The casualties on the Ottoman side were so intense that a ceasefire was temporarily organized by Aubrey Herbert to bury the dead soldiers lying in no man’s land.
The Allies were able to make little progress, but the Ottoman reinforcements from both Palestine and Caucasus fronts made things increasingly difficult. In a bid to break the stalemate, the Allies launched another landing at Sulva Bay on August 6th. The troops at Anzac cove made a diversionary advancement northwards while those at Helles took diversionary actions.

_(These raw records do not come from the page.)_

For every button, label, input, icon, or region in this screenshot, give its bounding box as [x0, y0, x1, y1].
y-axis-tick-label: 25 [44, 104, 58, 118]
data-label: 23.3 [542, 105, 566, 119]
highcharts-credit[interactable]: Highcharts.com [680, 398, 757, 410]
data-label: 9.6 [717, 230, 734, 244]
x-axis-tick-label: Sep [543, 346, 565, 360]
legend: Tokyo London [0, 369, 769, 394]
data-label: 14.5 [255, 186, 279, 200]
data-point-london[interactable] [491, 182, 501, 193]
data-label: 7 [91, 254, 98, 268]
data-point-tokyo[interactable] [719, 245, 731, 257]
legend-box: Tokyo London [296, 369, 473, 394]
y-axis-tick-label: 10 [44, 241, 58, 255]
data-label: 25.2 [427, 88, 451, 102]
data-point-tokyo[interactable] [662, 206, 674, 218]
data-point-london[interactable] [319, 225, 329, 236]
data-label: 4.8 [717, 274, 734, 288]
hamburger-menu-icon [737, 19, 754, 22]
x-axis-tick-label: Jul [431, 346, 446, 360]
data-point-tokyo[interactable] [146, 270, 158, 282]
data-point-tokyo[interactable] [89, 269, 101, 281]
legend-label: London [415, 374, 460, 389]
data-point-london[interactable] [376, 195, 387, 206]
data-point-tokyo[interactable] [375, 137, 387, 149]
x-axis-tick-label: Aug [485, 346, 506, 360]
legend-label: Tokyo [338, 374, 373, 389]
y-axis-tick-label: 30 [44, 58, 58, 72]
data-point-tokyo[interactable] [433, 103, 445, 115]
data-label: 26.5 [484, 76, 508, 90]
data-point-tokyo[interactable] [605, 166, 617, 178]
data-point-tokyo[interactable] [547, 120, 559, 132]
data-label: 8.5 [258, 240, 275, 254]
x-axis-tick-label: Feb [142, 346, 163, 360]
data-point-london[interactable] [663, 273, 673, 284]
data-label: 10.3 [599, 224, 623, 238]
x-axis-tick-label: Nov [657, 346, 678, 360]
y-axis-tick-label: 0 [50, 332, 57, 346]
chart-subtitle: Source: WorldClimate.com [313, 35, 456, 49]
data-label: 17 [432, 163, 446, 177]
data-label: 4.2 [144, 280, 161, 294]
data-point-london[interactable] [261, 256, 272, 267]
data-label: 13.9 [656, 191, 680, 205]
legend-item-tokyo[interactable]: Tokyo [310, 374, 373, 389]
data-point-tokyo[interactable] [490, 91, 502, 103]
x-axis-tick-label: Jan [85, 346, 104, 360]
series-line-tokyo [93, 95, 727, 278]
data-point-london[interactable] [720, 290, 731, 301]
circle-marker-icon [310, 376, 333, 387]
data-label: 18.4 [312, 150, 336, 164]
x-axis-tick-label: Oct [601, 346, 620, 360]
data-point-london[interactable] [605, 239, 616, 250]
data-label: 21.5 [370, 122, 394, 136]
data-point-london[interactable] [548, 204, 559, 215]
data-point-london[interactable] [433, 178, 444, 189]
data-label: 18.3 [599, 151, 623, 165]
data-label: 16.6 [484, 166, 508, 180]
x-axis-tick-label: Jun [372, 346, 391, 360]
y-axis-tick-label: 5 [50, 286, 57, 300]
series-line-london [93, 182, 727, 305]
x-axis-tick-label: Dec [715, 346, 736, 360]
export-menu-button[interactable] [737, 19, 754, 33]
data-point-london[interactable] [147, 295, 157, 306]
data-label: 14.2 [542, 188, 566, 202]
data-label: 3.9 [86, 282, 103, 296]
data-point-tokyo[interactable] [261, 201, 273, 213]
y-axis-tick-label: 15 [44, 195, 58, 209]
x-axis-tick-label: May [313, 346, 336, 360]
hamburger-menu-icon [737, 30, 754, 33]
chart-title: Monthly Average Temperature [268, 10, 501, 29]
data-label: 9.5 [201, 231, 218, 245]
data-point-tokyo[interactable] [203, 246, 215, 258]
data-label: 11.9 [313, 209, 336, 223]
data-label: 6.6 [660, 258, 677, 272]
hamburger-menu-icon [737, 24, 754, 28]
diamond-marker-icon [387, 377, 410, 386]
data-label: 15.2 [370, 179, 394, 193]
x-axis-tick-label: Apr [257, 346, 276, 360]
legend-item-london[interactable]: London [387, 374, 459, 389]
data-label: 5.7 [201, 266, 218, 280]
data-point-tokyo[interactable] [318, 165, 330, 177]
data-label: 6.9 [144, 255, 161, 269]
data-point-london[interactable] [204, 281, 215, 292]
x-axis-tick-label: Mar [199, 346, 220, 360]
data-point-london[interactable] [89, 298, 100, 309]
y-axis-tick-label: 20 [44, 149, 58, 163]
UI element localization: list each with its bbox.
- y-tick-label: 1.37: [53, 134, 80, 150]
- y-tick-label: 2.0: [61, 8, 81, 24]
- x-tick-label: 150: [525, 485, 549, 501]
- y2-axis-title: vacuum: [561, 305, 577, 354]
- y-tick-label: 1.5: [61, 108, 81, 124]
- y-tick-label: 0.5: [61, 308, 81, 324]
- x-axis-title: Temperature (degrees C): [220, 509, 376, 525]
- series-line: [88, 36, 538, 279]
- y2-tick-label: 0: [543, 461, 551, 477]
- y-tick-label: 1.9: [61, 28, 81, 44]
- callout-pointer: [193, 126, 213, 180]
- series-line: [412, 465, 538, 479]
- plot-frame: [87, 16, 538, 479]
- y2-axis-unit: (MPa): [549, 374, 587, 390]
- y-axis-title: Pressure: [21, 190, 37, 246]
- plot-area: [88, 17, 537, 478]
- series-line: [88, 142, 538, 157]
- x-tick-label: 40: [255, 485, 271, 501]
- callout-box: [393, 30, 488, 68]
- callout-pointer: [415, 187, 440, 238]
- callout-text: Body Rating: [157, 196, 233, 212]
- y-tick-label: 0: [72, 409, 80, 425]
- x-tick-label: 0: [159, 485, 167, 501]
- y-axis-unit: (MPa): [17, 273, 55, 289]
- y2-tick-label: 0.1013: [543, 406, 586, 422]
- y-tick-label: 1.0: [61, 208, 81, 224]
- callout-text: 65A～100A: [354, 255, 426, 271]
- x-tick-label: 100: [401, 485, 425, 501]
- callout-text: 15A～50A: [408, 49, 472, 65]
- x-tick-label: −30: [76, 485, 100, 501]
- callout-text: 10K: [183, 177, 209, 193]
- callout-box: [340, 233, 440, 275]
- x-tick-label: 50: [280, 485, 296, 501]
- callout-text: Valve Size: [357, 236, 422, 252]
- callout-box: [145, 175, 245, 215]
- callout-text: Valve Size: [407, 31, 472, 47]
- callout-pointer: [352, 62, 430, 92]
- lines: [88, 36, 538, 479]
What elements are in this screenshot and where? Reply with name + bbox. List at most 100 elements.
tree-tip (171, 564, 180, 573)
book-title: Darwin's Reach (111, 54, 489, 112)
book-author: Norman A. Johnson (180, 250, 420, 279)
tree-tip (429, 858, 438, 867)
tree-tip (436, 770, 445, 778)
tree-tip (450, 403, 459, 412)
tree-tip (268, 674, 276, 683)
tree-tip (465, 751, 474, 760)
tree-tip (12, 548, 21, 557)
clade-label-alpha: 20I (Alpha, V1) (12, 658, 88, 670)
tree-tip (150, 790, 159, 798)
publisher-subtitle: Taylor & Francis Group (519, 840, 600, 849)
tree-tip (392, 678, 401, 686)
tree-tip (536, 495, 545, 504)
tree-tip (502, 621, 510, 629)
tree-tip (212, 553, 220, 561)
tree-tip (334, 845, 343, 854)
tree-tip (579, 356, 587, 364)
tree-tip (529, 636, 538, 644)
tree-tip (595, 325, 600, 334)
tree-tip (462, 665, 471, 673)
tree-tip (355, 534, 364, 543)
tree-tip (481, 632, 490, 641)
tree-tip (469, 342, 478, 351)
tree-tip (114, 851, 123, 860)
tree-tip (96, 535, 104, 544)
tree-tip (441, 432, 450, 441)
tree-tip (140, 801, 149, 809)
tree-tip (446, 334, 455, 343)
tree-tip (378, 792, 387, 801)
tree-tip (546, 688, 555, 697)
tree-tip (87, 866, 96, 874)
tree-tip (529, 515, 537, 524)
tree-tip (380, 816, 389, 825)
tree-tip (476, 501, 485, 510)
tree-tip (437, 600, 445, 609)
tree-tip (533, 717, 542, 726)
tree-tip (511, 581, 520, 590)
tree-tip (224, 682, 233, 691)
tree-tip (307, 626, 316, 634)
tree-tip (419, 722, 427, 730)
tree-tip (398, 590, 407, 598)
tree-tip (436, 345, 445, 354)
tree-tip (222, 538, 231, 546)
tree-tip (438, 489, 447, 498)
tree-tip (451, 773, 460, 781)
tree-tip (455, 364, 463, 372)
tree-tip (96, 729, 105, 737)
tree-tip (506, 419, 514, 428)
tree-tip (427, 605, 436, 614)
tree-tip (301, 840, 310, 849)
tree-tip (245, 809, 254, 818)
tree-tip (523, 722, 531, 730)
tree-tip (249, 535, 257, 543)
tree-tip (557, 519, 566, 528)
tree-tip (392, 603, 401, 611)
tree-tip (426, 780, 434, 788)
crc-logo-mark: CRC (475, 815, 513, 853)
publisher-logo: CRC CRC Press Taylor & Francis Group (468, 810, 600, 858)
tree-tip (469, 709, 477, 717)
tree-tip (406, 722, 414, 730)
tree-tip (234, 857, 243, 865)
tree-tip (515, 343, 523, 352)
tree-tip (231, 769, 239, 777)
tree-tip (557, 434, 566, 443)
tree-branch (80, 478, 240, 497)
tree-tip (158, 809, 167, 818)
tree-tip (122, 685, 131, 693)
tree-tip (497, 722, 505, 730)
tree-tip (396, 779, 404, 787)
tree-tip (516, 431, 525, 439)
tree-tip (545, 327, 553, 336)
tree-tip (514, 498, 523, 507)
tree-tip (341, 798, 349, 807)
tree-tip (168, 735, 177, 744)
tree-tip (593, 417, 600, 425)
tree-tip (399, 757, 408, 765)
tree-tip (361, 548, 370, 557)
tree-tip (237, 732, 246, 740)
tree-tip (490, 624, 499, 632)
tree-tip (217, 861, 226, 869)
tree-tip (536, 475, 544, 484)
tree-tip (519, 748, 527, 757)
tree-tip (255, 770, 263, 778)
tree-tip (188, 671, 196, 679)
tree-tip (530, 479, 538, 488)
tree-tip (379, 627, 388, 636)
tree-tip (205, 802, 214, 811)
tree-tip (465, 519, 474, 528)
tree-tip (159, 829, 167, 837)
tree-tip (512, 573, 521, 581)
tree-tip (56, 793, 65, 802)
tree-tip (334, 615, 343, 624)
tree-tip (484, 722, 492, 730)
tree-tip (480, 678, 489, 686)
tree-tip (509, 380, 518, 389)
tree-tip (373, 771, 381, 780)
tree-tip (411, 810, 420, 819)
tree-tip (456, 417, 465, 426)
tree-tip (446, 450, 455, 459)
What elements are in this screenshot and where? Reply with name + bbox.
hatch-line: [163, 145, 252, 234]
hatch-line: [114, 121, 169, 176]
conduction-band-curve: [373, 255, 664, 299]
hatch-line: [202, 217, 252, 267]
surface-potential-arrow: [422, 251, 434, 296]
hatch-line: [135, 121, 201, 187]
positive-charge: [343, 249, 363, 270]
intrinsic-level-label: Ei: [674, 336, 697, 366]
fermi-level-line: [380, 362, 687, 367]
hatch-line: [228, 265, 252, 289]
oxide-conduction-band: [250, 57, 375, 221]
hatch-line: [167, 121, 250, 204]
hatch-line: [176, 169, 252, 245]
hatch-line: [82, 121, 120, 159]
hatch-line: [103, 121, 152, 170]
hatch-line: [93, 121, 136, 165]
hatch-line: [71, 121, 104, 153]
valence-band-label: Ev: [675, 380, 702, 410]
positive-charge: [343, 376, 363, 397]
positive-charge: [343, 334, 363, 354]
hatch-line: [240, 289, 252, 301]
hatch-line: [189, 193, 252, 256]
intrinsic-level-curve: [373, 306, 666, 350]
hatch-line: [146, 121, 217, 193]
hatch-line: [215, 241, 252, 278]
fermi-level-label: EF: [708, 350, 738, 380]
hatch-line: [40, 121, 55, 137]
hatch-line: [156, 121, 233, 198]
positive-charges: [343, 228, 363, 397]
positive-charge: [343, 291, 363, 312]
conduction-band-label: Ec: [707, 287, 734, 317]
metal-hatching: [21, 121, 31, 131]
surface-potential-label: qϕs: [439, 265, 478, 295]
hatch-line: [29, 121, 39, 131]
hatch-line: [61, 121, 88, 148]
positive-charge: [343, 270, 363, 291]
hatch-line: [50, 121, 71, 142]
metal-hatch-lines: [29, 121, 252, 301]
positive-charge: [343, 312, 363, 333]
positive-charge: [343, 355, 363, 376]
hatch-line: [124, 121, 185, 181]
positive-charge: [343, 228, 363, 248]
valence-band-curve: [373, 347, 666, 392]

The Landing at Sulva Bay met no serious opposition, but a moment of indecision cost them as Ottoman reinforcements caught up with them and stalled their progress.
With the number of Allied casualties towering, Hamilton petitioned Lord Kitchener, the British War Secretary for a reinforcement of 95,000 men. Kitchener was unable to deliver up to half that number.
The failures at Gallipoli sparked several opinions from the public, with Hamilton being at the center of it all. He was later recalled and Sir Charles Monro was put in his place. Monro would shortly begin requesting evacuation of the troops.
In early November, Kitchener came to the peninsula and finally approved Monro’s request that the remaining 105,000 troops should be evacuated.
The evacuation began at Sulva Bay on 7th December, with the last troops being evacuated on the 9th of January 1916, bringing the campaign to an end.
About 480,000 allied troops took part in the campaign, suffering more than 250,000 casualties with 45,000 soldiers dead.
Also, the Gallipoli campaign sparked some serious political repercussions. It saw the resignation of Lord Fisher, who disapproved Churchill’s move for the Gallipoli campaign. Winston Churchill also resigned from government after the failure and went on to command an infantry unit in France.
Several historians are of the view that the performance of the Allies in the campaign was plagued by over-confidence, poor planning, unclear goals, poor equipment, and logical and tactical deficiencies.